The past few days have been a blur of 'oh no' and 'jesus fucking christ' and a lot of cleaning. I'm sometimes thankful for OCD, the organizing, dusting and arranging until your head feels clear or your body drops... it's a good, natural way to deal with things, I think. The house looks great and the two most major events this week seem to be stabilizing.

He's a year and a half here on this earth, and things changed forever this week when a pot of boiling water fell upon him, 3rd degree burns... so deep his lungs got burned. He's been put into a medically induced coma. His mom is the most doting mom I know, the most careful, the most protective... accidents really can happen in the blink of an eye. He'll be in Boston for at least a month and a half, probably much more. Each day that goes by he is that much closer to making it, but each day that goes by also reveals the extensive damage done. Going door to door on Sunday to take up a collection for gas money so she can travel to Boston from Cape Cod as often as needed without worrying too much about the rising gas prices.

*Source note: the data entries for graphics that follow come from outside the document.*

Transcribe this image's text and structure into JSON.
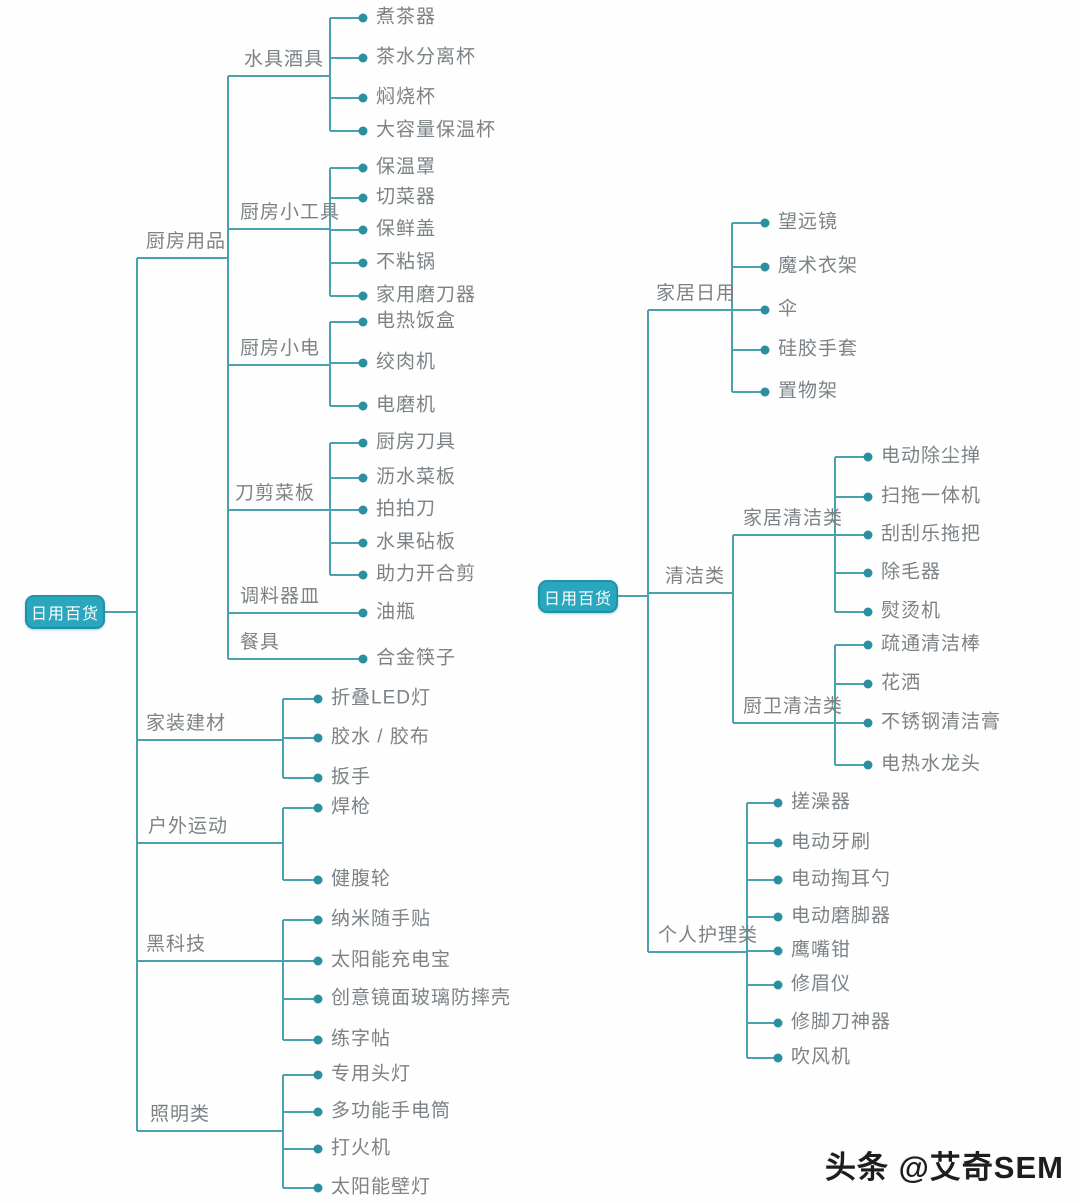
{
  "colors": {
    "line": "#4aa2ae",
    "dot": "#2b8fa0",
    "root_fill": "#2ba7bd",
    "root_border": "#1d93aa",
    "label_text": "#7c8285",
    "root_text": "#ffffff"
  },
  "watermark": {
    "text": "头条 @艾奇SEM"
  },
  "trees": [
    {
      "root": {
        "label": "日用百货"
      },
      "branches": [
        {
          "label": "厨房用品",
          "children": [
            {
              "label": "水具酒具",
              "children": [
                {
                  "label": "煮茶器"
                },
                {
                  "label": "茶水分离杯"
                },
                {
                  "label": "焖烧杯"
                },
                {
                  "label": "大容量保温杯"
                }
              ]
            },
            {
              "label": "厨房小工具",
              "children": [
                {
                  "label": "保温罩"
                },
                {
                  "label": "切菜器"
                },
                {
                  "label": "保鲜盖"
                },
                {
                  "label": "不粘锅"
                },
                {
                  "label": "家用磨刀器"
                }
              ]
            },
            {
              "label": "厨房小电",
              "children": [
                {
                  "label": "电热饭盒"
                },
                {
                  "label": "绞肉机"
                },
                {
                  "label": "电磨机"
                }
              ]
            },
            {
              "label": "刀剪菜板",
              "children": [
                {
                  "label": "厨房刀具"
                },
                {
                  "label": "沥水菜板"
                },
                {
                  "label": "拍拍刀"
                },
                {
                  "label": "水果砧板"
                },
                {
                  "label": "助力开合剪"
                }
              ]
            },
            {
              "label": "调料器皿",
              "children": [
                {
                  "label": "油瓶"
                }
              ]
            },
            {
              "label": "餐具",
              "children": [
                {
                  "label": "合金筷子"
                }
              ]
            }
          ]
        },
        {
          "label": "家装建材",
          "children": [
            {
              "label": "折叠LED灯"
            },
            {
              "label": "胶水 / 胶布"
            },
            {
              "label": "扳手"
            }
          ]
        },
        {
          "label": "户外运动",
          "children": [
            {
              "label": "焊枪"
            },
            {
              "label": "健腹轮"
            }
          ]
        },
        {
          "label": "黑科技",
          "children": [
            {
              "label": "纳米随手贴"
            },
            {
              "label": "太阳能充电宝"
            },
            {
              "label": "创意镜面玻璃防摔壳"
            },
            {
              "label": "练字帖"
            }
          ]
        },
        {
          "label": "照明类",
          "children": [
            {
              "label": "专用头灯"
            },
            {
              "label": "多功能手电筒"
            },
            {
              "label": "打火机"
            },
            {
              "label": "太阳能壁灯"
            }
          ]
        }
      ]
    },
    {
      "root": {
        "label": "日用百货"
      },
      "branches": [
        {
          "label": "家居日用",
          "children": [
            {
              "label": "望远镜"
            },
            {
              "label": "魔术衣架"
            },
            {
              "label": "伞"
            },
            {
              "label": "硅胶手套"
            },
            {
              "label": "置物架"
            }
          ]
        },
        {
          "label": "清洁类",
          "children": [
            {
              "label": "家居清洁类",
              "children": [
                {
                  "label": "电动除尘掸"
                },
                {
                  "label": "扫拖一体机"
                },
                {
                  "label": "刮刮乐拖把"
                },
                {
                  "label": "除毛器"
                },
                {
                  "label": "熨烫机"
                }
              ]
            },
            {
              "label": "厨卫清洁类",
              "children": [
                {
                  "label": "疏通清洁棒"
                },
                {
                  "label": "花洒"
                },
                {
                  "label": "不锈钢清洁膏"
                },
                {
                  "label": "电热水龙头"
                }
              ]
            }
          ]
        },
        {
          "label": "个人护理类",
          "children": [
            {
              "label": "搓澡器"
            },
            {
              "label": "电动牙刷"
            },
            {
              "label": "电动掏耳勺"
            },
            {
              "label": "电动磨脚器"
            },
            {
              "label": "鹰嘴钳"
            },
            {
              "label": "修眉仪"
            },
            {
              "label": "修脚刀神器"
            },
            {
              "label": "吹风机"
            }
          ]
        }
      ]
    }
  ]
}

I talked with Noodle yesterday about all this, she couldn't stop crying when she heard what had happened to the little guy, and it seems to have become that 'something bigger than yourself' moment in her life. A time of clarity... that the world can revolve around you and you alone, if you want to only focus on you... but when you look around yourself and see the things going on in other people's lives and the ways you can make a positive difference, instead of having a negative effect on your own out of boredom or complacency... I want to be hopeful that she will somehow grab hold of her life in a more 'put it to use' kind of way. She's so creative and bright, she could really have an amazing impact on this world.

My favorite phrases from the boys this week:

Winter: "that is so cool"
KC: "awesome"

Working most of this weekend, which will be good... floating between stores, organizing... just what I need more of so I can think, think, think.